No entanto, a lactose presente no leite limita o consumo desses produtos por indivíduos que apresentam intolerância à lactose. A intolerância a esse açúcar é devido à diminuição dos níveis da enzima β-galactosidase na parede intestinal. Segundo Mattar e Mazo (2010), no Brasil essa intolerância ocorre em 57% da população de cor branca, 80% dos indivíduos negros, chegando a 100% da população de origem japonesa.

Em virtude dessa problemática, a indústria de laticínios tem investido no desenvolvimento e na modificação de produtos à base de leite (FREITAS et al., 2011). A reação de hidrólise enzimática surge como um dos processos biotecnológicos mais importantes na indústria de alimentos, pelo efeito benéfico na assimilação da lactose, bem como uma possível vantagem tecnológica e ambiental de grande aplicação na indústria (GÜRDAS et al., 2012).

As β-galactosidases usadas em escala industrial devem ser provenientes de micro-organismos Generally Recognized as Safe (GRAS). As enzimas obtidas de fungos filamentosos (Aspergillus oryzae e Aspergillus niger) e de leveduras (Kluyveromyces lactis e Kluyveromyces fragilis) possuem grande potencial comercial. Algumas características importantes para uso da enzima em processos industriais são o pH ótimo de atuação, a termoestabilidade e a elevada atividade enzimática a baixas temperaturas (HUSAIN, 2010).

Com base nisso, o objetivo desse trabalho foi estudar a hidrólise enzimática da lactose do leite empregando duas β-galactosidases comerciais de origem microbiana e avaliar a influência da concentração da enzima e da temperatura na reação.

Material e métodos

O leite em pó utilizado nos ensaios foi reconstituído a 5% (m/v) de lactose. Os processos de hidrólise enzimática foram realizados empregando concentrações de 3, 6 e 9 U/mL da β-galactosidase de Aspergillus oryzae ou de Kluyveromyces lactis nas temperaturas de 10 e 55°C para a enzima de A. oryzae e de 10 e 37°C para a β-galactosidase de K. lactis.

Após 0, 1, 2, 4, 8 e 12 horas de reação de hidrólise coletaram-se amostras que foram submetidas a aquecimento a 100°C em banho-maria por 10 minutos para inativação da enzima e após isso determinou-se a concentração de glicose por meio do kit enzimático Bioliquid. A avaliação estatística foi realizada por meio de Análise de Variância (ANOVA), e verificada a significância dos modelos pelo Teste-F. Nos modelos significativos, as médias foram comparadas entre si pelo Teste de Tukey, ao nível de 95% de significância (p<0,05) utilizando o software Bioestat 5.0.

Resultados e discussão

A Figura 1 apresenta os resultados de hidrólise da lactose do leite, pelas enzimas de A. oryzae e de K. lactis ao longo das 12 horas de reação.

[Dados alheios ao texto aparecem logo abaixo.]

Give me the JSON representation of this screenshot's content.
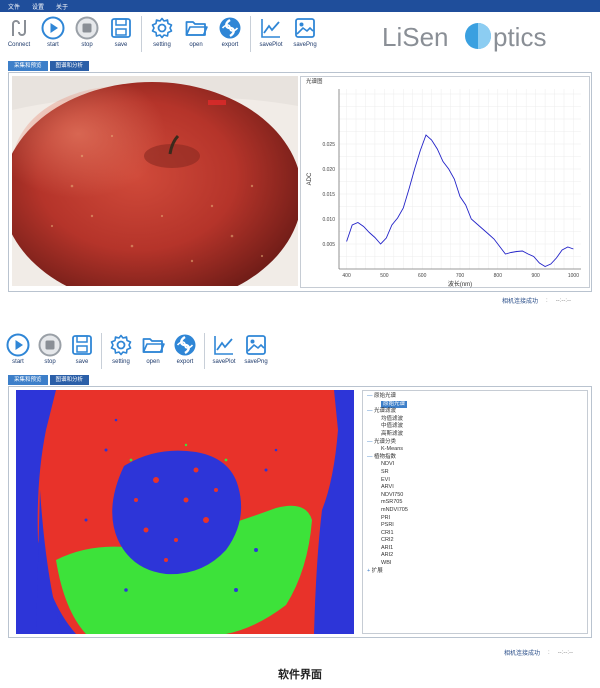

Figura 1. Concentrações de glicose resultantes da hidrólise enzimática da lactose do leite pelas enzimas β-galactosidases de A. oryzae: (a) 10 °C, (b) 55 °C e de K. lactis: (c) 10 °C, (d) 37°C. A linha pontilhada em cada gráfico indica a concentração de glicose correspondente à conversão teórica máxima de lactose (CTM).

Comparando o processo de hidrólise a 10ºC e na temperatura ótima de cada uma das enzimas, verificou-se que, nas condições experimentais empregadas, o efeito da variação da temperatura foi mais expressivo para a β-galactosidase de A. oryzae do que para a β-galactosidase de K. lactis. A Figura 1 mostra que a hidrólise da lactose do leite pela enzima de A. oryzae foi superior na temperatura ótima em relação à de 10°C, já para a enzima de K. lactis as concentrações de glicose geradas a partir da hidrólise da lactose são semelhantes em ambas as temperaturas testadas (10 e 37°C).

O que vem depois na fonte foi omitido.